When he was a Temple University student, Alex Deering took a class taught by former Philadelphia Mayor John F. Street. The out community member, who was also an intern at the time with former U.S. Rep. Allyson Schwartz’s congressional campaign, ended up taking Street’s advice.
“John Street said, ‘Honestly, you’ll never know what will happen unless you get involved and try it,’” the 34-year-old recalled.
After taking Street’s class, Deering began a successful campaign and became a committeeperson for the state’s 16th Ward, Sixth Division. Now, the Democrat is running for state representative for the 181st District.
“I think nothing can be done unless we build coalitions,” he said of his campaign slogan, “Stand United.” “I am African-American. I am LGBTQ. And those are two very different things. If we, as a community, find ways to connect with people who necessarily aren’t like us or don’t look like us, we will find common issues and rally together to make sure things get done. If we stand united and stand together, we can really make impact happen. If we find issues that bring us together, we can really change this world and make sure the next generation of Americans, or Philadelphians, are prepared to live in a dynamic economy.”
If elected to represent the 181st District, Deering said he would prioritize community development within the district, which covers North Philadelphia.
“My goal is to empower people and to develop organizations within the district,” he said, adding that he plans to focus on economic, social and educational justice.
Additionally, Deering, who works in the nonprofit field, said he intends to combat poverty.
“Sometimes, people are born into these situations and they don’t realize they are going through poverty. These are the people I want to touch and try to connect with.”
He also said he wants to “raise the engagement of state representatives.”
“[I want to] help them connect with some of the people that are being left behind,” Deering said. “What we don’t want to do is leave people who have been living in the city for years behind. We need to find ways to empower them so they can continue to live in the city and experience a lift in the quality of life.”

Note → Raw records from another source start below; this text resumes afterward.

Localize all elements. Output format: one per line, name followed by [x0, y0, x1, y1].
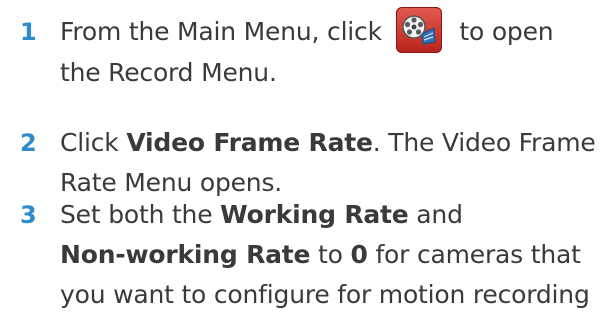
- step-2: 2 Click Video Frame Rate. The Video Fram…: [0, 123, 607, 203]
- step-number: 2: [20, 129, 37, 157]
- step-text: Click: [60, 128, 127, 157]
- step-line: Non-working Rate to 0 for cameras that: [60, 235, 607, 275]
- step-1: 1 From the Main Menu, click to open the …: [0, 7, 607, 93]
- menu-option-name: Video Frame Rate: [126, 128, 373, 157]
- step-text: Set both the: [60, 200, 221, 229]
- step-text: From the Main Menu, click: [60, 17, 382, 46]
- step-text: for cameras that: [367, 240, 581, 269]
- setting-name: Non-working Rate: [60, 240, 311, 269]
- step-number: 1: [20, 18, 37, 46]
- step-3: 3 Set both the Working Rate and Non-work…: [0, 195, 607, 315]
- step-line: Set both the Working Rate and: [60, 195, 607, 235]
- step-text: the Record Menu.: [60, 58, 277, 87]
- setting-value: 0: [350, 240, 368, 269]
- step-text: you want to configure for motion recordi…: [60, 280, 590, 309]
- setting-name: Working Rate: [220, 200, 409, 229]
- step-line: Click Video Frame Rate. The Video Frame: [60, 123, 607, 163]
- step-text: to open: [459, 17, 554, 46]
- step-text: to: [310, 240, 351, 269]
- step-text: and: [408, 200, 463, 229]
- step-line: From the Main Menu, click to open: [60, 7, 607, 53]
- step-text: . The Video Frame: [372, 128, 596, 157]
- film-reel-camera-graphic: [401, 15, 436, 45]
- step-number: 3: [20, 201, 37, 229]
- record-film-camera-icon[interactable]: [395, 7, 442, 53]
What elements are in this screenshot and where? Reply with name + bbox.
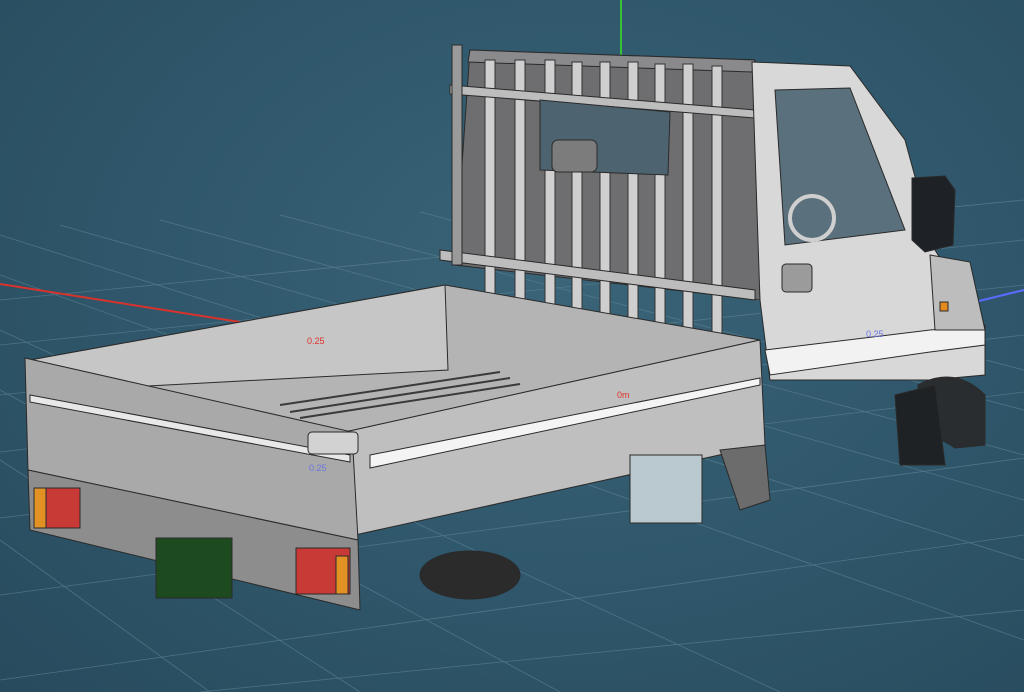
z-axis-line: [974, 289, 1024, 303]
tail-light-right-amber: [335, 555, 349, 595]
scene-canvas[interactable]: [0, 0, 1024, 692]
license-plate: [155, 537, 233, 599]
3d-viewport[interactable]: 0.25 0m 0.25 0.25: [0, 0, 1024, 692]
measure-label: 0.25: [307, 336, 325, 346]
cab-body: [751, 61, 986, 449]
x-axis-line: [0, 283, 241, 323]
tail-light-left-amber: [33, 487, 47, 529]
measure-label: 0m: [617, 390, 630, 400]
tailgate-handle[interactable]: [307, 431, 359, 455]
measure-label: 0.25: [866, 329, 884, 339]
measure-label: 0.25: [309, 463, 327, 473]
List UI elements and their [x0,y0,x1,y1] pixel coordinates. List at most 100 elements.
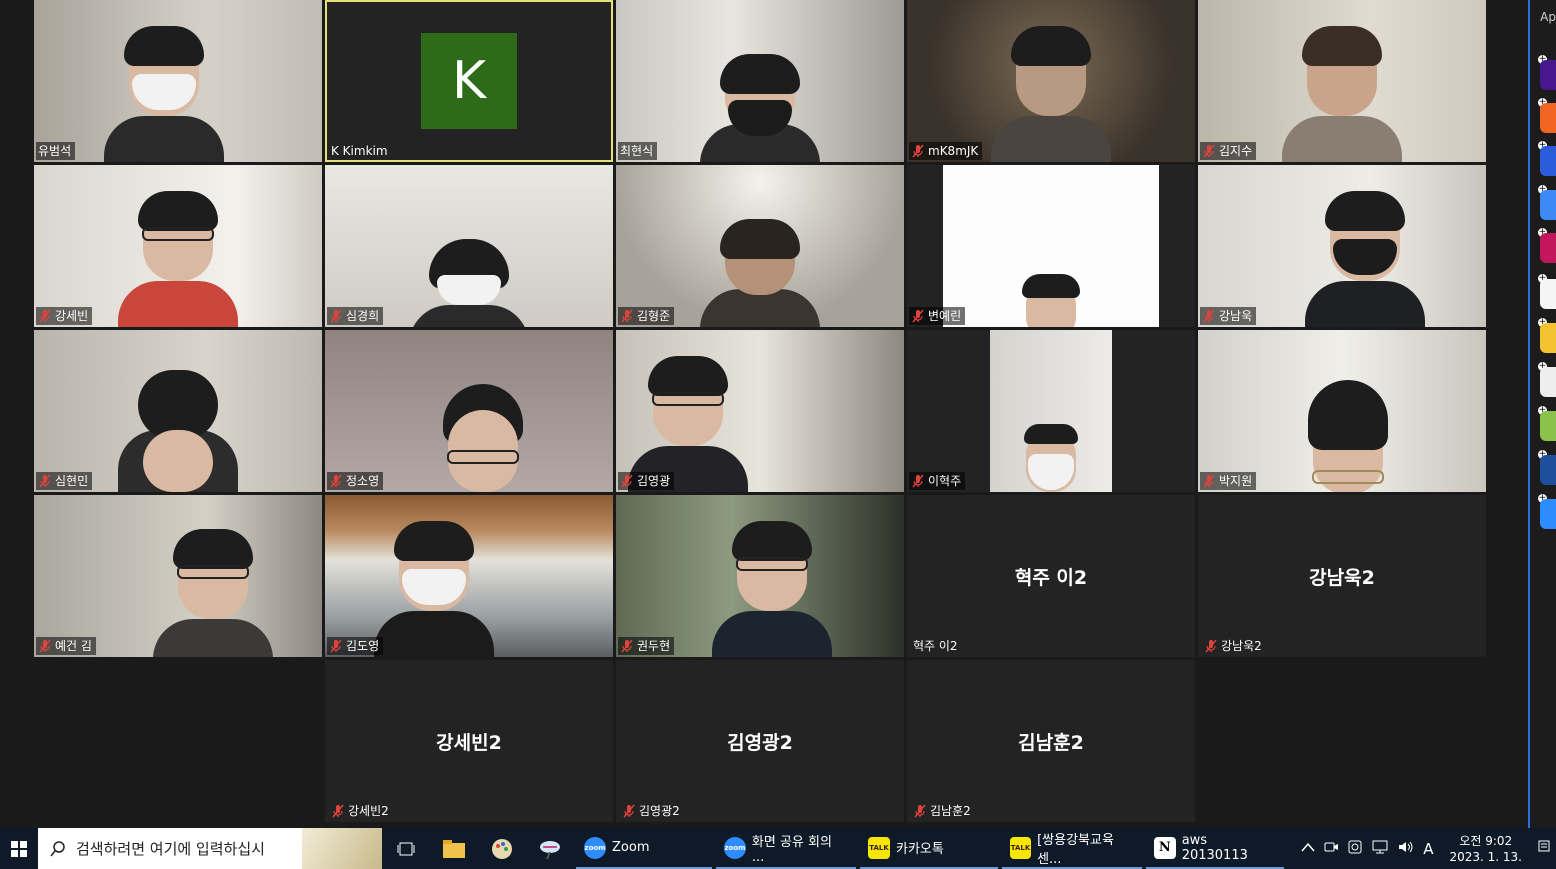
volume-icon[interactable] [1397,839,1415,859]
participant-name-tag: 변예린 [909,307,966,325]
file-explorer-button[interactable] [430,828,478,869]
app-icon[interactable] [1540,190,1556,220]
kahoot-app-icon[interactable] [1540,60,1556,90]
participant-name: 강세빈2 [348,804,389,818]
participant-name-tag: 강세빈2 [329,802,393,820]
participant-display-name: 강세빈2 [436,732,502,754]
apps-side-panel[interactable]: Ap + + + + + + + + + + + [1528,0,1556,828]
search-placeholder: 검색하려면 여기에 입력하십시 [76,840,265,858]
participant-tile[interactable]: 김도영 [325,495,613,657]
participant-name-tag: 김영광 [618,472,675,490]
app-icon[interactable] [1540,411,1556,441]
snipping-tool-button[interactable] [526,828,574,869]
participant-tile[interactable]: 정소영 [325,330,613,492]
taskbar-app-kakaotalk[interactable]: TALK 카카오톡 [860,828,998,869]
participant-tile[interactable]: 강세빈 [34,165,322,327]
participant-video [711,521,832,657]
participant-tile-video-off[interactable]: 강남욱2 강남욱2 [1198,495,1486,657]
participant-tile-video-off[interactable]: 혁주 이2 혁주 이2 [907,495,1195,657]
participant-tile[interactable]: 김형준 [616,165,904,327]
zoom-icon: zoom [724,836,746,859]
participant-name: 이혁주 [928,474,962,488]
participant-name: 김남훈2 [930,804,971,818]
participant-tile[interactable]: 최현식 [616,0,904,162]
notion-icon: N [1154,836,1176,859]
app-icon[interactable] [1540,279,1556,309]
participant-tile[interactable]: 이혁주 [907,330,1195,492]
taskbar: 검색하려면 여기에 입력하십시 zoom Zoom zoom 화면 공유 회의 … [0,828,1556,869]
participant-tile-video-off[interactable]: 김남훈2 김남훈2 [907,660,1195,822]
participant-name: 강남욱2 [1221,639,1262,653]
update-icon[interactable] [1347,839,1363,859]
participant-name-tag: 김도영 [327,637,384,655]
taskbar-app-label: [쌍용강북교육센... [1037,832,1114,867]
participant-tile[interactable]: 심경희 [325,165,613,327]
taskbar-clock[interactable]: 오전 9:02 2023. 1. 13. [1449,833,1522,865]
app-icon[interactable] [1540,103,1556,133]
participant-tile[interactable]: 유범석 [34,0,322,162]
participant-video [991,26,1111,162]
participant-name: 김형준 [637,309,671,323]
paint-app-button[interactable] [478,828,526,869]
participant-video [1016,424,1086,492]
participant-tile[interactable]: 예건 김 [34,495,322,657]
mic-muted-icon [912,474,924,488]
participant-name: 최현식 [620,144,654,158]
participant-tile-video-off[interactable]: 강세빈2 강세빈2 [325,660,613,822]
participant-name: 강세빈 [55,309,89,323]
participant-tile-active-speaker[interactable]: K K Kimkim [325,0,613,162]
participant-name-tag: 이혁주 [909,472,966,490]
app-icon[interactable] [1540,455,1556,485]
start-button[interactable] [0,828,38,869]
ime-indicator[interactable]: A [1423,840,1433,858]
participant-tile[interactable]: 변예린 [907,165,1195,327]
mic-muted-icon [39,309,51,323]
taskbar-app-label: 화면 공유 회의 ... [751,834,832,865]
participant-name-tag: 박지원 [1200,472,1257,490]
participant-tile[interactable]: 권두현 [616,495,904,657]
taskbar-app-notion[interactable]: N aws 20130113 [1146,828,1284,869]
participant-name: 심현민 [55,474,89,488]
app-icon[interactable] [1540,323,1556,353]
chevron-up-icon[interactable] [1301,841,1315,856]
participant-name-tag: 심현민 [36,472,93,490]
app-icon[interactable] [1540,146,1556,176]
taskbar-search-box[interactable]: 검색하려면 여기에 입력하십시 [38,828,382,869]
zoom-icon: zoom [584,836,606,859]
participant-tile[interactable]: 강남욱 [1198,165,1486,327]
participant-video [118,191,238,327]
participant-video [152,529,273,657]
windows-icon [11,840,27,857]
taskbar-app-zoom-screen-share[interactable]: zoom 화면 공유 회의 ... [716,828,856,869]
taskbar-app-zoom[interactable]: zoom Zoom [576,828,712,869]
participant-video [1282,26,1402,162]
app-icon[interactable] [1540,233,1556,263]
participant-tile[interactable]: 김지수 [1198,0,1486,162]
taskbar-app-kakaotalk-chat[interactable]: TALK [쌍용강북교육센... [1002,828,1142,869]
taskbar-app-label: aws 20130113 [1181,832,1248,863]
task-view-button[interactable] [382,828,430,869]
taskbar-app-label: Zoom [612,840,650,855]
participant-name: 김지수 [1219,144,1253,158]
participant-tile[interactable]: 심현민 [34,330,322,492]
search-highlight-image [302,828,382,869]
clock-time: 오전 9:02 [1459,833,1513,848]
participant-video [1305,191,1426,327]
mic-muted-icon [330,309,342,323]
participant-tile-video-off[interactable]: 김영광2 김영광2 [616,660,904,822]
palette-icon [492,838,512,859]
participant-tile[interactable]: mK8mJK [907,0,1195,162]
app-icon[interactable] [1540,499,1556,529]
participant-name-tag: 유범석 [36,142,76,160]
clock-date: 2023. 1. 13. [1449,849,1522,864]
network-icon[interactable] [1371,839,1389,859]
participant-name-tag: 김형준 [618,307,675,325]
app-icon[interactable] [1540,367,1556,397]
meet-now-icon[interactable] [1323,839,1339,859]
apps-panel-label: Ap [1540,10,1556,24]
participant-tile[interactable]: 박지원 [1198,330,1486,492]
participant-tile[interactable]: 김영광 [616,330,904,492]
notification-icon[interactable] [1538,840,1550,858]
participant-name: 유범석 [38,144,72,158]
participant-name-tag: 강세빈 [36,307,93,325]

If elected, Deering would unseat 15-term incumbent Curtis Thomas and become the first black openly gay state representative. Deering noted the importance of the public’s exposure to his intersectional identity.
“I think a young black kid in my community — who may be in a situation where people around him don’t necessarily accept his sexuality or tell him that he can’t be successful — will see someone like me out there being open about who I am.”
He added that he hopes to inspire the next generation to be “authentically themselves.”
“If the 181st District gives me the pleasure of representing them and being their voice, that’s going to be a big deal. That’s going to be thousands of people saying, ‘This queer black man is someone I feel represents me.”
Deering noted the racism LGBT people of color have experienced in the community and the steps advocates have made in fighting these issues. This includes Councilman Derek Green’s legislation, which passed in June, to allow the Philadelphia Commission on Human Relations to issue cease-and-desist orders to businesses that violate the LGBT-inclusive Fair Practices Ordinance. Green introduced the bill shortly after stories on racism in LGBT bars and nonprofits were brought to the forefront.
“I think that was a really good first start [but] I think we have a lot farther to go,” Deering said. “There’s a lack of exposure and diversity with the organizations that serve LGBTQ people in the city. If you put people of color, trans people and gender-nonconforming people in spaces where they are helping to influence the decision-making of a company and the direction of a company, I think it will help ease some of these issues that we have. When people don’t understand people, they tend to come up with stereotypes about how those people are and what those people are. We really need to learn how to expose each other and humanize ourselves so we’re not just stories and pictures that we see in the media.”
Deering said the city’s diversity motivated him to accomplish his goals. He grew up with a religious background and said he did not believe he could discuss his sexuality openly, nor did he believe he could advance his career if he came out.
“Moving to the city and seeing such a dynamic LGBTQ community and seeing people thrive in their careers while being authentically themselves has really inspired me. The city has the ability to heal some of these wounds,” Deering said about the effects of bias and bigotry.
“It’s not going to happen overnight,” he added. “If we start providing exposure and start doing the work now, I think we can really move forward.”
If Deering is elected, he would also be the second gay person serving in the state legislature, next to state Rep. Brian Sims. The candidate said the city needs more visible examples of LGBT people.
“We need another person in the state House to help Brian Sims. He’s the only one there and, while he is a very strong voice and strong advocate, I think he needs somebody to support him. Then, you have the ability to have more than one voice to speak for issues in the LGBTQ community, and we can also develop some sort of a caucus in the House that helps us work on some of those issues.”
Deering is aware that he is “not your average candidate,” since he does not come from a legacy of politicians, nor does he have a high-paying job. However, he hopes voters will see what he can bring to the table.
“I’m out here and I’m really just trying to make a positive change,” he said. “I think that my message is going to resonate with other people of this district because a lot of them are just everyday people trying to make sure they are surviving and their children have a bright future.”